Découvrez une partie de l’histoire en visitant les faits divers qui sont présents ci-dessous :
La baie d'Hudson
La présence de la communauté francophone du Manitoba, votre nouveau lieu de résidence – permanent ou temporaire – remonte au 18e siècle, à l’époque des « voyageurs », c’est-à-dire des trappeurs de fourrures et des « coureurs de bois ». En effet, avant la fondation du Canada tel que nous le connaissons aujourd’hui, la Prairie (qui comprend le Manitoba, la Saskatchewan et l’Alberta actuels) appartenait à la Compagnie de la baie d’Hudson (CBH). La CBH vendait aux Européens des fourrures tirées des peaux de bisons qui parcouraient la plaine en immenses troupeaux. C’est ainsi que les premiers hommes blancs – et le plus souvent francophones – les voyageurs, donc, sont arrivés dans la Prairie.

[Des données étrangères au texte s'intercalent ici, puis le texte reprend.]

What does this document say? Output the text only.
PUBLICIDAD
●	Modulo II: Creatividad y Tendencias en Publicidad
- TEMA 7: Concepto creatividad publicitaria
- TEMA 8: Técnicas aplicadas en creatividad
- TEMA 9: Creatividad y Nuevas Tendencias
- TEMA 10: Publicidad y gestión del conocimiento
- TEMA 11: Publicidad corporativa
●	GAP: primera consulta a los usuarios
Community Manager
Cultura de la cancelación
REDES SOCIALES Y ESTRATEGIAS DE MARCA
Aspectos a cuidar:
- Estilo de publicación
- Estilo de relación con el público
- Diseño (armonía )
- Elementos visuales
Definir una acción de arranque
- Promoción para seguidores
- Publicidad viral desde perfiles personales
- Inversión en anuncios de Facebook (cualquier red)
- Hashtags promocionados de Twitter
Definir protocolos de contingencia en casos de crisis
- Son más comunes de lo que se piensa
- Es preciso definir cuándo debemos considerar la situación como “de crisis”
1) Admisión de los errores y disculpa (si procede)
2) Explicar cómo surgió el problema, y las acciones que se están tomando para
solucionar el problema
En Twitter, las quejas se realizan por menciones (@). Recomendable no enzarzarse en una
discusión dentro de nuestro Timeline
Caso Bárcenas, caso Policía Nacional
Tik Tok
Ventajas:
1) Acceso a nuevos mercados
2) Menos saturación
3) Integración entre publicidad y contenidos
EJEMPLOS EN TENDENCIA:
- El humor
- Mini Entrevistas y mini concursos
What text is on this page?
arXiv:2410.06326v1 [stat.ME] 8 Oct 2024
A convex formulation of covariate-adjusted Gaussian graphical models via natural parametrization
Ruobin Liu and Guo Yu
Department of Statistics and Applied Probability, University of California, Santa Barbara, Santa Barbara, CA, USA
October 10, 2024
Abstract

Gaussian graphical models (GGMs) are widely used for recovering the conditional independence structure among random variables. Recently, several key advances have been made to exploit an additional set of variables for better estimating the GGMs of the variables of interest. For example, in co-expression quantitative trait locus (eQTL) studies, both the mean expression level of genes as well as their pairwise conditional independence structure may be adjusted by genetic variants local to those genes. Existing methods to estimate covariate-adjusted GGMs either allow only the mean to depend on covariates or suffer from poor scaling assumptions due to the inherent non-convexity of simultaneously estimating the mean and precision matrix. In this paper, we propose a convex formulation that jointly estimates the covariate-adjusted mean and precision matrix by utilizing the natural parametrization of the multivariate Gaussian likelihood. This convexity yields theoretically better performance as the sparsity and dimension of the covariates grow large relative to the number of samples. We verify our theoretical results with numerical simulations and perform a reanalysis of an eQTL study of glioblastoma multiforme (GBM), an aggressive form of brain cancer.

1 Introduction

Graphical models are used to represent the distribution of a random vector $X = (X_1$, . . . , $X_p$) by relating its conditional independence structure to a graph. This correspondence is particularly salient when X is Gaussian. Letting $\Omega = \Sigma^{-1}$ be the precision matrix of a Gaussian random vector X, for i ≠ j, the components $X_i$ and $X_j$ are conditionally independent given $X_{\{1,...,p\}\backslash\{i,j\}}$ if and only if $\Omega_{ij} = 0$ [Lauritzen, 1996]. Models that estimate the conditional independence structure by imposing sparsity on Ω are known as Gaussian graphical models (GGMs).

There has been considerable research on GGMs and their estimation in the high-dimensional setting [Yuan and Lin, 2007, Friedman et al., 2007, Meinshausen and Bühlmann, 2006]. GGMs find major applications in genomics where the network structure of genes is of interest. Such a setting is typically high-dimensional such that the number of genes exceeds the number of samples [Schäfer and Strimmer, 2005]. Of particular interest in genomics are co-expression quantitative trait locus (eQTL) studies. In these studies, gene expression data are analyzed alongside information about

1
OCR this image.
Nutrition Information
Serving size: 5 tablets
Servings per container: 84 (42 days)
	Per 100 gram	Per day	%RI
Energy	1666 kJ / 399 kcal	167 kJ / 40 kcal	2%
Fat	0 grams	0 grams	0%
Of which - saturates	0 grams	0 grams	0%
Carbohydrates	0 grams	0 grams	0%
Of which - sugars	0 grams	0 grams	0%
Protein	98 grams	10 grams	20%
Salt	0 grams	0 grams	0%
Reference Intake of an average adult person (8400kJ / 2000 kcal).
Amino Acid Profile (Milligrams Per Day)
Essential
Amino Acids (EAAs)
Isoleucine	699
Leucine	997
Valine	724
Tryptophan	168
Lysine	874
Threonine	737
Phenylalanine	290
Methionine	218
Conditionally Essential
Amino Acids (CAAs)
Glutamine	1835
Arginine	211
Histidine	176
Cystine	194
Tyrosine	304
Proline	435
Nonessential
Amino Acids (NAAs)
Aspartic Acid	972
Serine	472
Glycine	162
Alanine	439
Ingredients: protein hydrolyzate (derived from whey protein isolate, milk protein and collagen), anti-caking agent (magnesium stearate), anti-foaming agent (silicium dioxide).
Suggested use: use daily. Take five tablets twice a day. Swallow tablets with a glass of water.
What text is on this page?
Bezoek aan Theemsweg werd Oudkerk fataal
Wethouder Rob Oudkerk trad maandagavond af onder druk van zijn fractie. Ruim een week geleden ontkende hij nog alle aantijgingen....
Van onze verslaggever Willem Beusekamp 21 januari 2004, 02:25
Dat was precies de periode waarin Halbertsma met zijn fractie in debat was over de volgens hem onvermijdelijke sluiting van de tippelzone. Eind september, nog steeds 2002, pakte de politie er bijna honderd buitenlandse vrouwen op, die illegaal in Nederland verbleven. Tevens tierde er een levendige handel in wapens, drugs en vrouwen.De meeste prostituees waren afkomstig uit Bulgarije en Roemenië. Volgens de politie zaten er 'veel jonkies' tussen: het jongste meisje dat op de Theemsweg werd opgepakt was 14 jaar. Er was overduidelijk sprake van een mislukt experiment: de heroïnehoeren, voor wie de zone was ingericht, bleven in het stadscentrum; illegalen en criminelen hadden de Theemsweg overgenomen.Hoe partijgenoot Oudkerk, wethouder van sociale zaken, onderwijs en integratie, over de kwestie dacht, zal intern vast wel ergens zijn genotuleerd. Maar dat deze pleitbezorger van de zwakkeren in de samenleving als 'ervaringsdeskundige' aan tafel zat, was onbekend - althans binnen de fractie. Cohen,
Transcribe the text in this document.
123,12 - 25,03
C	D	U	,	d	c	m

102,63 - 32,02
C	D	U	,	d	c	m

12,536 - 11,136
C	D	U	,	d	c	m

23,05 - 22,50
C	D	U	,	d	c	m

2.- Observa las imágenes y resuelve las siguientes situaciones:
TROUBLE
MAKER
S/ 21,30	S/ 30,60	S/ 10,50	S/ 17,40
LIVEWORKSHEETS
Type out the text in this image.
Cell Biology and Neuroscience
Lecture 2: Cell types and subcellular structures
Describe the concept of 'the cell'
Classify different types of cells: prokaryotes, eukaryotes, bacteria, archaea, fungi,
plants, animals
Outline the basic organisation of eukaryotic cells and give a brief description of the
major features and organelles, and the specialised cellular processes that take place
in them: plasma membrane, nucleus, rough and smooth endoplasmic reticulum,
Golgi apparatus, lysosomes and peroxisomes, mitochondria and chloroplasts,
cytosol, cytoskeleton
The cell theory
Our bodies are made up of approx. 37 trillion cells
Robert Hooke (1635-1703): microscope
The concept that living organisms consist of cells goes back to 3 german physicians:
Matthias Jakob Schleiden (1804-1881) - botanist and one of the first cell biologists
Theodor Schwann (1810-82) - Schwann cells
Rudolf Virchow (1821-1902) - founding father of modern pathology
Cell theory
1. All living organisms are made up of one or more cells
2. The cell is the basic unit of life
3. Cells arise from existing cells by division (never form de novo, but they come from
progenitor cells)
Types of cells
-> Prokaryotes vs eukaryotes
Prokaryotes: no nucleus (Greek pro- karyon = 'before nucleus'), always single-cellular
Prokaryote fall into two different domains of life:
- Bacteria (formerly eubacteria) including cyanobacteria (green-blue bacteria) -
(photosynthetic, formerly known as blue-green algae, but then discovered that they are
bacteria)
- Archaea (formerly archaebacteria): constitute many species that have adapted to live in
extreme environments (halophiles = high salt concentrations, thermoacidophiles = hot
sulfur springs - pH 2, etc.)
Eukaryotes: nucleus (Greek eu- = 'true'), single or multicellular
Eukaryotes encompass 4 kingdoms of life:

Aidés des Autochtones (aujourd’hui, appelés Indiens ou Premières nations), les employés de la CBH partaient de Montréal en immenses canots d’York, utilisaient le réseau fluvial du futur Canada pour se rendre à l’embouchure des rivières Rouge et Assiniboine, c’est-à-dire à La Fourche. Une fois arrivés, les voyageurs transigeaient avec les Autochtones pour les fourrures. La durée de leur séjour pouvait varier, mais dans l’ensemble, ces hommes habitués à la vie rude passaient souvent l’hiver dans l’Ouest, et grâce à l’hospitalité et à la compagnie des tribus autochtones, ils contractaient des mariages « à la façon du pays », ce qui a donné naissance à la nation métisse.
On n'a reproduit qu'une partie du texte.